Although it may be costly to negotiate and implement risk-based arrangements, these agreements are a valuable tool for testing outcomes in the real world among complex patients, explained Lou Garrison, PhD, professor emeritus in the Department of Pharmacy, University of Washington.


Although it may be costly to negotiate and implement risk-based arrangements, these agreements are a valuable tool for testing outcomes in the real world among complex patients, explained Lou Garrison, PhD, professor emeritus in the Department of Pharmacy, University of Washington.

Transcript (slightly modified)

As we move from fee-for-service to value-based models of care and payment, how are risk-based arrangements meeting the needs of the various stakeholders, including the patient?

At this stage, I wouldn’t say we’re meeting those needs. I would say that there’s tremendous interest around the US healthcare system with many manufacturers and payers looking to outcomes-based agreements. Most times, there’s a lot of discussion and it’s only rarely that something is implemented, and that’s because of things like negotiation issues, the costs of negotiation, the costs of setting up the data infrastructure, make it difficult to reach agreement and measure the things that you need to measure.
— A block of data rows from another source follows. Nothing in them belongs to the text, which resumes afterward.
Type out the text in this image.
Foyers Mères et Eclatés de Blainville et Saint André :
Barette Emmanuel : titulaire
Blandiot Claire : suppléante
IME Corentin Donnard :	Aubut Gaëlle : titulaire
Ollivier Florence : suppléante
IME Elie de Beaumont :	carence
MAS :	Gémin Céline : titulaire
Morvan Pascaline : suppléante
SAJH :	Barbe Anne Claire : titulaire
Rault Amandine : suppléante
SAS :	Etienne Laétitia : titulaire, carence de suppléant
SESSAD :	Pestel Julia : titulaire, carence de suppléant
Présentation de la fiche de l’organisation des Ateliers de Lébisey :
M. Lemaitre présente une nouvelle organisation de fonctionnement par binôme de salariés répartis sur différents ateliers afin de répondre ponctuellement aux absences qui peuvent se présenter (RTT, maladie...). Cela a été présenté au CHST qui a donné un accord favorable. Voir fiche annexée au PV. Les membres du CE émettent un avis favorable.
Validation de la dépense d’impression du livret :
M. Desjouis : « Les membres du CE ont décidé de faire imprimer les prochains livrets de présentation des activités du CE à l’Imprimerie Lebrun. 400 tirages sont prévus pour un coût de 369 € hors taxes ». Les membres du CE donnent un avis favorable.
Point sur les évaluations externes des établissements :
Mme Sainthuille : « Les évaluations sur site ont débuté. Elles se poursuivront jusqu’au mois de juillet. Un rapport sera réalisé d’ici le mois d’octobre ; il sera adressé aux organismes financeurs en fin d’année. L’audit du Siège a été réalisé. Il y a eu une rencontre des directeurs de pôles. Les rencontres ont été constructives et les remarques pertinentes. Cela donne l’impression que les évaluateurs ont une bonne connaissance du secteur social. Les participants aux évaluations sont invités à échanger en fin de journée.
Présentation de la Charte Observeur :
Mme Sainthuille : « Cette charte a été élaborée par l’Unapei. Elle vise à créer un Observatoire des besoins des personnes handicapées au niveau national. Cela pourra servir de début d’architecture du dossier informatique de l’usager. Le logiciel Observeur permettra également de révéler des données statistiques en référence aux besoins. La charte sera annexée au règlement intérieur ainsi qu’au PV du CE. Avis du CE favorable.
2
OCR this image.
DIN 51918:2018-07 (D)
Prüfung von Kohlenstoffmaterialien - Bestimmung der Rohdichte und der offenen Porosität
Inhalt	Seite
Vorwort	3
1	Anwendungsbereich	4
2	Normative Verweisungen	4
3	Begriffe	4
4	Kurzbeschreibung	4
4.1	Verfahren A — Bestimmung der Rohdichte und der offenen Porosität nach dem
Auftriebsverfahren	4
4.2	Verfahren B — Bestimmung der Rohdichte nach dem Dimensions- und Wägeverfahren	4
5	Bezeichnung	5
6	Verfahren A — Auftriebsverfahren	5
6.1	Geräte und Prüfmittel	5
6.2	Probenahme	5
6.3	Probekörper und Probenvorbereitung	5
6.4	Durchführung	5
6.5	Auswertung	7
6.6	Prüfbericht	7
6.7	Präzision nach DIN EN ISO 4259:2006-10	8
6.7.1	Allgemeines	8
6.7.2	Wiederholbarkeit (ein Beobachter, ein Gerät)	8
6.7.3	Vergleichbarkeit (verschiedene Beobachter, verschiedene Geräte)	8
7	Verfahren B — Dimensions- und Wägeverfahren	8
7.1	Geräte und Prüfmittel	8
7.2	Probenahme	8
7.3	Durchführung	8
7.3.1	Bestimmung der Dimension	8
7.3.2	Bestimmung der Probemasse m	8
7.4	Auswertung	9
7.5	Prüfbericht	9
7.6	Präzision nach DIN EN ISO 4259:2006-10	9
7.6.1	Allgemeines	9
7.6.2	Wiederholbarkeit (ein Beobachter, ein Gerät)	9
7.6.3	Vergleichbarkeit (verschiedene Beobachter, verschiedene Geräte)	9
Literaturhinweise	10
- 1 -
Now, obviously, in certain circumstances, it’s very difficult to measure long-term outcomes, for example. You have to do long, expensive trials or follow-up, so that makes it a challenge because the decision is often around launch and negotiating the price at launch. I think that’s making it difficult, but it’s clear there’s more interest, and as we improve our data systems, then hopefully we can measure those outcomes.

Again, I look at those agreements as the first step of measuring what happens in the real world, after that trial. We move from a situation where we may have a few hundred patients in a trial, versus up to 10,000 or 30,000 sometimes, but moving into tens of thousands of people in the real world. That’s what we want to see is how things are performing in the real world, in a more complicated mix of patients.